I like to use Leo to perform research and it struck me that it would be very useful to grab the text of the web page and store it in the outline. There is a plug-in called URLloader? (which I couldn't get to work), but it downloads the HTML directly -- I wanted only the text stored in the body of @url nodes.

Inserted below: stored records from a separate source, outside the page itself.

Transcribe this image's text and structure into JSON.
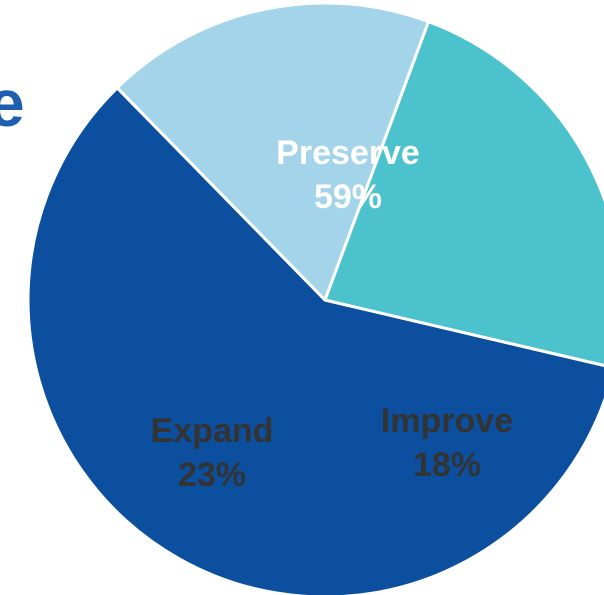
{
  "page_fragment": {
    "text": "e"
  },
  "chart_data": {
    "type": "pie",
    "slices": [
      {
        "label": "Preserve",
        "display": "59%",
        "value": 59,
        "color": "#0b4f9e",
        "text_color": "#ffffff"
      },
      {
        "label": "Improve",
        "display": "18%",
        "value": 18,
        "color": "#a3d4ea",
        "text_color": "#333333"
      },
      {
        "label": "Expand",
        "display": "23%",
        "value": 23,
        "color": "#4cc2cc",
        "text_color": "#333333"
      }
    ]
  }
}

To solve the problem, I wrote the following button code. It's clunky, but it works pretty well and I didn't want to spend any more time refining the regular expressions:

# @button GrabURLtext v.1 by Dan Rahmel

from urllib import urlopen
import re

# Get the URL from the headline of the @url node
urlStr = p.headString()[5:]
g.es("Loading... " + urlStr)
scrape = urlopen(urlStr).read()
g.es("Scraping...")
# Delete newlines or carriage returns
scrape=re.sub('(\n|\r)', '', scrape)
# Get rid of white space that is 2 characters or more
scrape=re.sub('\s{2,}', ' ', scrape)
# Replace paragraph, br, and other marks with newline
scrape=re.sub(r'(?s)\<(p|P|br|BR|H1|h1|H2|h2|H3|h3|LI|li).+?>', '\n', scrape)
# Delete remaining HTML tags
scrape=re.sub(r'(?s)\<.+?\>', '', scrape)
# Get rid of white space that is 2 characters or more
scrape=re.sub('\s{2,}', '\n', scrape)
c.setBodyString(p,scrape)
g.es("Complete.")

... --jkw, Thu, 04 Oct 2007 06:22:07 -0700 reply

As I get problems with the encoding (german pages) I ad
scrape = scrape.decode('Latin-1')

before "g.es("Scraping...")". For me it works great.